Heinrich Heines Beitrag zur Luther-Decade
»Vom Bauernkrieg zur Bastille«
»Die Herren machen das selber, daß ihnen der arme Mann feind wird. Die Ursach des Aufruhrs wollen sie nicht wegtun, wie kann es in der Länge gut werden. So ich das sage werde ich aufrührisch sein, wohl hin.«
So sprach vor 300 Jahren Thomas Münzer, einer der heldenmütigsten und unglücklichsten Söhne des deutschen Vaterlandes, ein Prediger des Evangeliums, das, nach seiner Meinung nicht bloß die Seligkeit im Himmel verhieß, sondern auch die Gleichheit und Brüderschaft der Menschen auf Erden befehle. Der Doktor Martinus Luther war anderer Meinung, und verdammte solche aufrührerische Lehren, wodurch sein eigenes Werk, die Losreißung von Rom und die Begründung des neuen Bekenntnisses gefährdet wurde; und vielleicht mehr aus Weltklugheit, denn aus bösem Eifer, schrieb er das unrühmliche Buch gegen die unglücklichen Bauern. Pietisten und servile Duckmäuser haben in jüngster Zeit dieses Buch wieder ins Leben gerufen und die neuen Abdrücke ins Land herum verbreitet, einerseits um den hohen Protektoren zu zeigen, wie die reine lutherische Lehre den Absolutismus unterstütze, andererseits um durch Luthers Autorität den Freiheitsenthusiasmus in Deutschland niederzudrücken. Aber ein heiligeres Zeugnis, das aus dem Evangelium hervorblutet, widerspricht der knechtischen Ausdeutung und vernichtet die irrige Autorität; Christus, der für die Gleichheit und Brüderschaft der Menschen gestorben ist, hat sein Wort nicht als Werkzeug des Absolutismus offenbart, und Luther hatte unrecht und Thomas Münzer hatte recht. Er wurde enthauptet zu Mödlin [1525]. Seine Gefährten hatten ebenfalls recht, und sie wurden teils mit dem Schwerte hingerichtet, teils mit dem Stricke gehenkt, je nachdem sie adeliger oder bürgerlicher Abkunft waren. Markgraf Casimir von Ansbach hat, noch außer solchen Hinrichtungen, auch fünfundachtzig Bauern die Augen ausstechen lassen, die nachher im Lande herumbettelten und ebenfalls recht hatten. Wie es in Oberöstreich und Schwaben den armen Bauern erging, wie überhaupt in Deutschland viele hunderttausend Bauern, die nichts als Menschenrechte und christliche Milde verlangten, abgeschlachtet und gewürgt wurden von ihren geistlichen und weltlichen Herren, ist männiglich bekannt. Aber auch letztere hatten recht, denn sie waren noch in der Fülle ihrer Kraft, und die Bauern wurden manchmal irre an sich selber, durch die Autoritäten eines Luthers und anderer Geistlichen, die es mit den Weltlichen hielten, und durch unzeitige Kontroverse über zweideutige Bibelstellen, und weil sie manchmal Psalmen sangen statt zu fechten.

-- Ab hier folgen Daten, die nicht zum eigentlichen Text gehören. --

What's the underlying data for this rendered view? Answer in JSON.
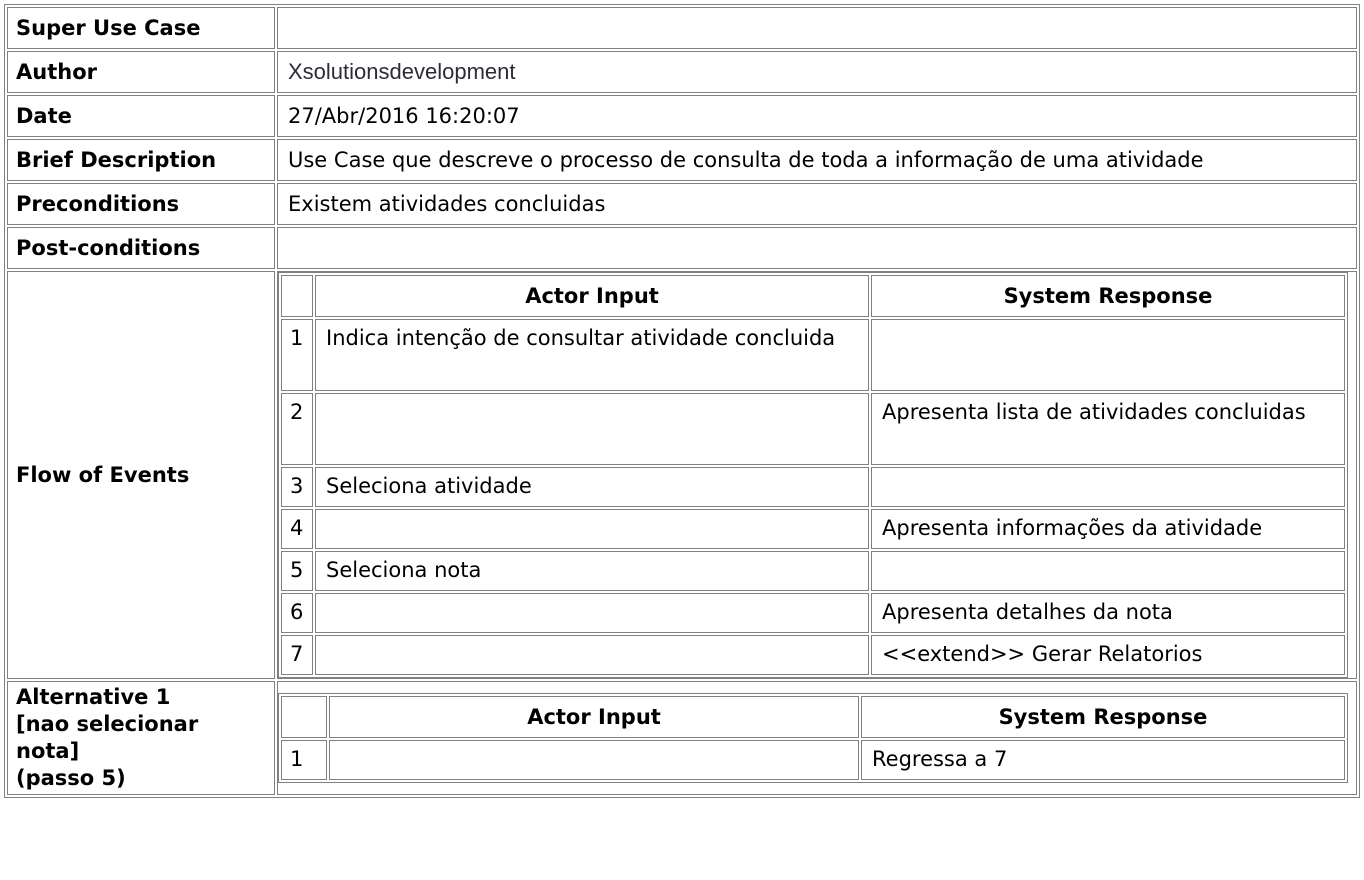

Im Jahr der Gnade 1789 begann in Frankreich derselbe Kampf um Gleichheit und Brüderschaft, aus denselben Gründen, gegen dieselben Gewalthaber, nur daß diese durch die Zeit ihre Kraft verloren und das Volk an Kraft gewonnen und nicht mehr aus dem Evangelium, sondern aus der Philosophie seine Rechtsansprüche geschöpft hatte.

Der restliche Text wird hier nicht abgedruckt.